24 Kasım 2015 Salı

BİR GARİP ORHAN VELİ

Üst üste oyunlar izlemenin keyfini yaşadığım şu günlerde İzmir sahnelerinde 2007'den bu yana neredeyse kapalı gişe oynayan Bir Garip Orhan Veli ile zirve yaptım. İlk kez 2008'de izlediğim bu harika şiir dinletisini 8 yıl sonra yeniden izlemek oyundan aldığım hazzı inanın bir nebze olsun eksiltmedi.

Böylesine devasa bir şiir ustasının hayatını şiirleriyle sahneye koyabilecek kişi hiç kuşku yok ki bir şair olmalıydı. Oyunu izlerken Murathan Mungan'ın kulaklarını çınlattım ve şükranlarımı evrenin derinliklerine yolladım.

Orhan Veli'yi gözümüzde canlandıran adam Tayfun ERASLAN 8 yıl önce ne ise yine oydu. Bir adam hiç mi yaşlılık belirtisi göstermez, hiç mi enerjisinden bir şeyler kaybetmez.

Oyunu ilk izlediğim yer dekoru Konak sahnesi kadar kusursuz kılmamıştı. Tek kişilik bir dinleti için oldukça hareketli, izleyeni şiirlerin içine çekebilen bir sahne tasarlanmış. Işık oyunları, efektler ve sahnede pek sık görmediğimiz sürprizler izleyene şiirdekiler yaşanıyormuş hissini yaşatıyor. 
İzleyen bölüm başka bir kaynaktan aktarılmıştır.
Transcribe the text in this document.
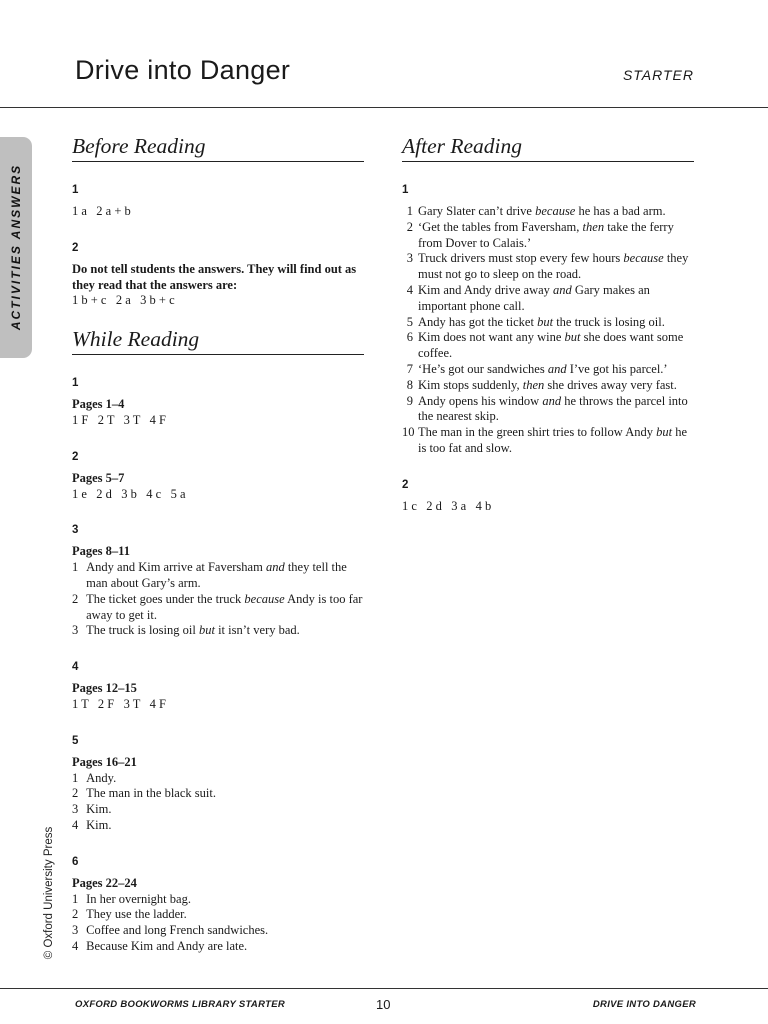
Drive into Danger	STARTER
ACTIVITIES ANSWERS
© Oxford University Press
Before Reading
1
1 a   2 a + b
2
Do not tell students the answers. They will find out as they read that the answers are:
1 b + c   2 a   3 b + c
While Reading
1
Pages 1–4
1 F   2 T   3 T   4 F
2
Pages 5–7
1 e   2 d   3 b   4 c   5 a
3
Pages 8–11
1
Andy and Kim arrive at Faversham and they tell the man about Gary’s arm.
2
The ticket goes under the truck because Andy is too far away to get it.
3
The truck is losing oil but it isn’t very bad.
4
Pages 12–15
1 T   2 F   3 T   4 F
5
Pages 16–21
1
Andy.
2
The man in the black suit.
3
Kim.
4
Kim.
6
Pages 22–24
1
In her overnight bag.
2
They use the ladder.
3
Coffee and long French sandwiches.
4
Because Kim and Andy are late.
After Reading
1
1 Gary Slater can’t drive because he has a bad arm.
2 ‘Get the tables from Faversham, then take the ferry from Dover to Calais.’
3 Truck drivers must stop every few hours because they must not go to sleep on the road.
4 Kim and Andy drive away and Gary makes an important phone call.
5 Andy has got the ticket but the truck is losing oil.
6 Kim does not want any wine but she does want some coffee.
7 ‘He’s got our sandwiches and I’ve got his parcel.’
8 Kim stops suddenly, then she drives away very fast.
9 Andy opens his window and he throws the parcel into the nearest skip.
10 The man in the green shirt tries to follow Andy but he is too fat and slow.
2
1 c   2 d   3 a   4 b
OXFORD BOOKWORMS LIBRARY STARTER	10	DRIVE INTO DANGER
Oyunu izlemeyi düşünenler öncelikle şiirden haz etmeli. Klasik bir oyun arayanların çok sıkılacağı bir etkinlik Bir Garip Orhan Veli. Oyundan daha da keyif almayı arzulayanlar için tabii ki Orhan Veli'nin bütün şiirlerini okumayı, şairin hayatını çeşitli kaynaklardan taramayı öneriyorum. Hele ki Nahid Hanım'a yazdığı mektupları okumuş, şairin 36 yıllık yaşamına samimiyeti, naifliği ve özgürlüğü sığdırabildiğini öğrenmiş izleyici için inanılmaz bir deneyim olacaktır. Bütün bunları yapmış biri için bu oyundan haberdar olmamak imkansız gibi bir şey ama velev ki diyorum :D

Oyunu Müşfik Kenter'den izleyemediğimi sadece bir etkinlikte Orhan Veli şiirlerini okuduğunu gördüğümü not olarak belirtmeliyim. İzleyenler oyun için Müşfik Kenter'in performansının zirve olduğunu söyleseler de ben Tayfun Eraslan'ın da hakkını teslim etmek gerektiğine inananlardanım. İyi seyirler.